Le diagnostic sérologique, utilisant des antigènes produits en culture cellulaire, reste la méthode la plus utilisée. Les chevaux infectés présentent une ascension très rapide du titre en anticorps spécifiques et les anticorps peuvent être décelés avant même l'apparition des signes cliniques. Le pic est atteint en quelques jours puis les anticorps se maintiennent en plateau durant une période prolongée (des titres égaux ou supérieurs à 2560 persistent fréquemment durant plus d'un an). L'analyse d'un unique sérum n'a donc aucun intérêt pour le diagnostic et il est nécessaire de disposer d'un sérum précoce (prélevé dans toutes premières heures de la maladie) et d'un sérum tardif afin de mettre en évidence une séroconversion. Dans certains cas, le sérum précoce présente déjà un titre élevé ne permettant pas de caractériser une séroconversion.

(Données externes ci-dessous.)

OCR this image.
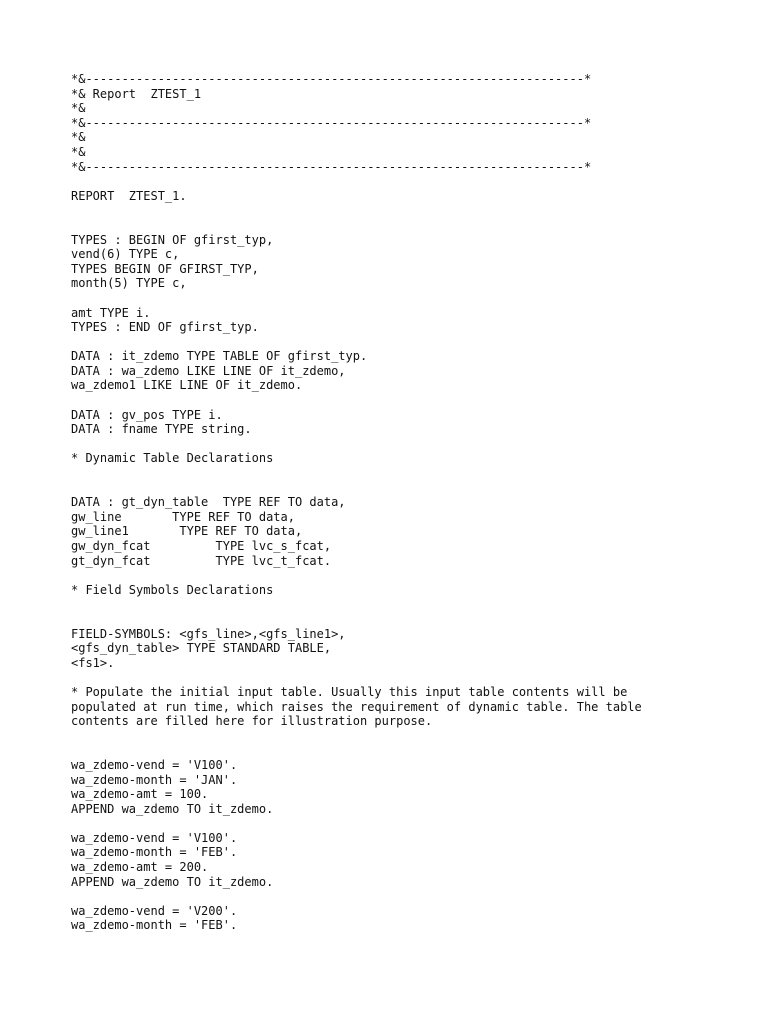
*&---------------------------------------------------------------------*
*& Report  ZTEST_1
*&
*&---------------------------------------------------------------------*
*&
*&
*&---------------------------------------------------------------------*
REPORT  ZTEST_1.
TYPES : BEGIN OF gfirst_typ,
vend(6) TYPE c,
TYPES BEGIN OF GFIRST_TYP,
month(5) TYPE c,
amt TYPE i.
TYPES : END OF gfirst_typ.
DATA : it_zdemo TYPE TABLE OF gfirst_typ.
DATA : wa_zdemo LIKE LINE OF it_zdemo,
wa_zdemo1 LIKE LINE OF it_zdemo.
DATA : gv_pos TYPE i.
DATA : fname TYPE string.
* Dynamic Table Declarations
DATA : gt_dyn_table  TYPE REF TO data,
gw_line       TYPE REF TO data,
gw_line1       TYPE REF TO data,
gw_dyn_fcat         TYPE lvc_s_fcat,
gt_dyn_fcat         TYPE lvc_t_fcat.
* Field Symbols Declarations
FIELD-SYMBOLS: <gfs_line>,<gfs_line1>,
<gfs_dyn_table> TYPE STANDARD TABLE,
<fs1>.
* Populate the initial input table. Usually this input table contents will be
populated at run time, which raises the requirement of dynamic table. The table
contents are filled here for illustration purpose.
wa_zdemo-vend = 'V100'.
wa_zdemo-month = 'JAN'.
wa_zdemo-amt = 100.
APPEND wa_zdemo TO it_zdemo.
wa_zdemo-vend = 'V100'.
wa_zdemo-month = 'FEB'.
wa_zdemo-amt = 200.
APPEND wa_zdemo TO it_zdemo.
wa_zdemo-vend = 'V200'.
wa_zdemo-month = 'FEB'.
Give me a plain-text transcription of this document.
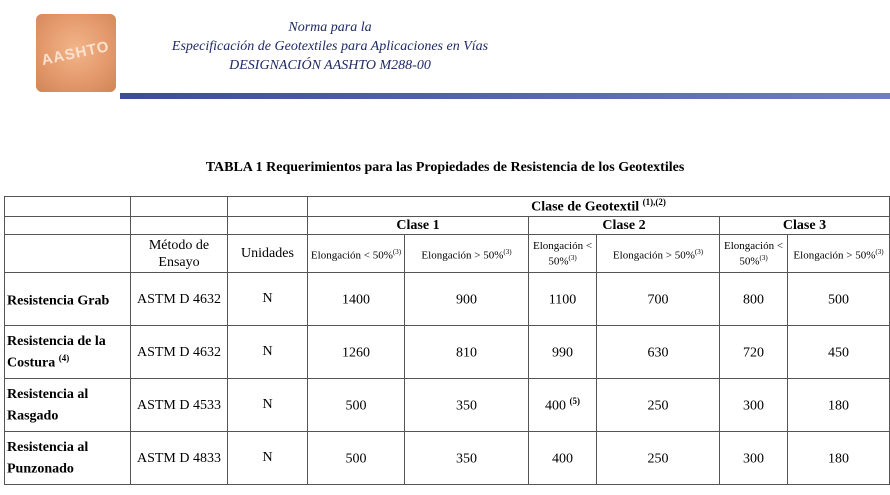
AASHTO
Norma para la
Especificación de Geotextiles para Aplicaciones en Vías
DESIGNACIÓN AASHTO M288-00
TABLA 1 Requerimientos para las Propiedades de Resistencia de los Geotextiles
			Clase de Geotextil $^{(1),(2)}$
			Clase 1		Clase 2		Clase 3	
	Método de Ensayo	Unidades	Elongación < 50%$^{(3)}$	Elongación > 50%$^{(3)}$	Elongación < 50%$^{(3)}$	Elongación > 50%$^{(3)}$	Elongación < 50%$^{(3)}$	Elongación > 50%$^{(3)}$
Resistencia Grab	ASTM D 4632	N	1400	900	1100	700	800	500
Resistencia de la Costura $^{(4)}$	ASTM D 4632	N	1260	810	990	630	720	450
Resistencia al Rasgado	ASTM D 4533	N	500	350	400 $^{(5)}$	250	300	180
Resistencia al Punzonado	ASTM D 4833	N	500	350	400	250	300	180
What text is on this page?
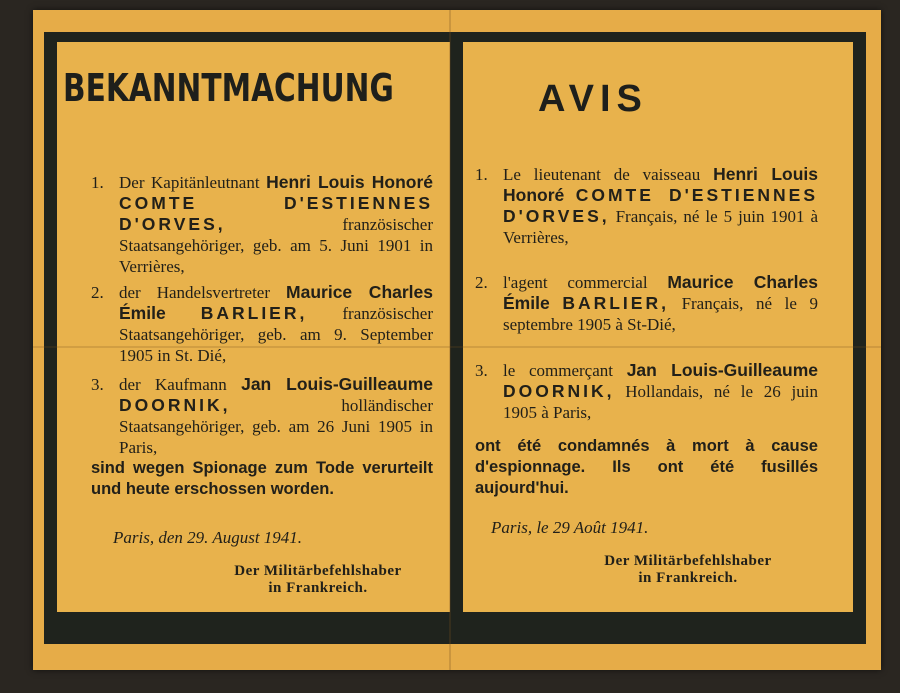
BEKANNTMACHUNG
1. Der Kapitänleutnant Henri Louis Honoré COMTE D'ESTIENNES D'ORVES,	französischer Staatsangehöriger, geb. am 5. Juni 1901 in Verrières,
2. der Handelsvertreter Maurice Charles Émile BARLIER, französischer Staatsangehöriger, geb. am 9. September 1905 in St. Dié,
3. der Kaufmann Jan Louis-Guilleaume DOORNIK,	holländischer Staatsangehöriger, geb. am 26 Juni 1905 in Paris,
sind wegen Spionage zum Tode verurteilt und heute erschossen worden.
Paris, den 29. August 1941.
Der Militärbefehlshaber
in Frankreich.
AVIS
1. Le lieutenant de vaisseau Henri Louis Honoré COMTE D'ESTIENNES D'ORVES, Français, né le 5 juin 1901 à Verrières,
2. l'agent commercial Maurice Charles Émile BARLIER, Français, né le 9 septembre 1905 à St-Dié,
3. le commerçant Jan Louis-Guilleaume DOORNIK, Hollandais, né le 26 juin 1905 à Paris,
ont été condamnés à mort à cause d'espionnage. Ils ont été fusillés aujourd'hui.
Paris, le 29 Août 1941.
Der Militärbefehlshaber
in Frankreich.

D’autres techniques sont utilisées pour le diagnostic des infections à Neorickettsia risticii :
Sensibilité aux antibiotiques et prophylaxie
In vitro, la croissance de Neorickettsia risticii est fortement inhibée par de faibles doses de tétracycline, d'oxytétracycline, de doxycycline, de minocycline, de pénicilline G, de streptomycine ou de gentamicine.
Pour prévenir les infections à Neorickettsia risticii, des vaccins inactivés et adjuvés sont disponibles aux USA (deux injections à trois semaines d’intervalle suivies d’un rappel quatre mois plus tard et d’un ou deux rappels annuels). La vaccination est loin de conférer une protection absolue (lors d'une étude effectuée en Virginie et dans le Maryland et portant sur 43 cas de fièvre équine du Potomac, 38 cas ont été observés sur des chevaux vaccinés !) mais elle est capable d'atténuer la sévérité des signes cliniques. Les échecs de vaccination semblent liés à l'hétérogénéité des souches de Ehrlichia risticii (Cf. supra) et à l'absence de production d'anticorps dirigés contre les antigènes de surface. Ces derniers semblent en effet être altérés lors de l'inactivation des souches vaccinales par le formol.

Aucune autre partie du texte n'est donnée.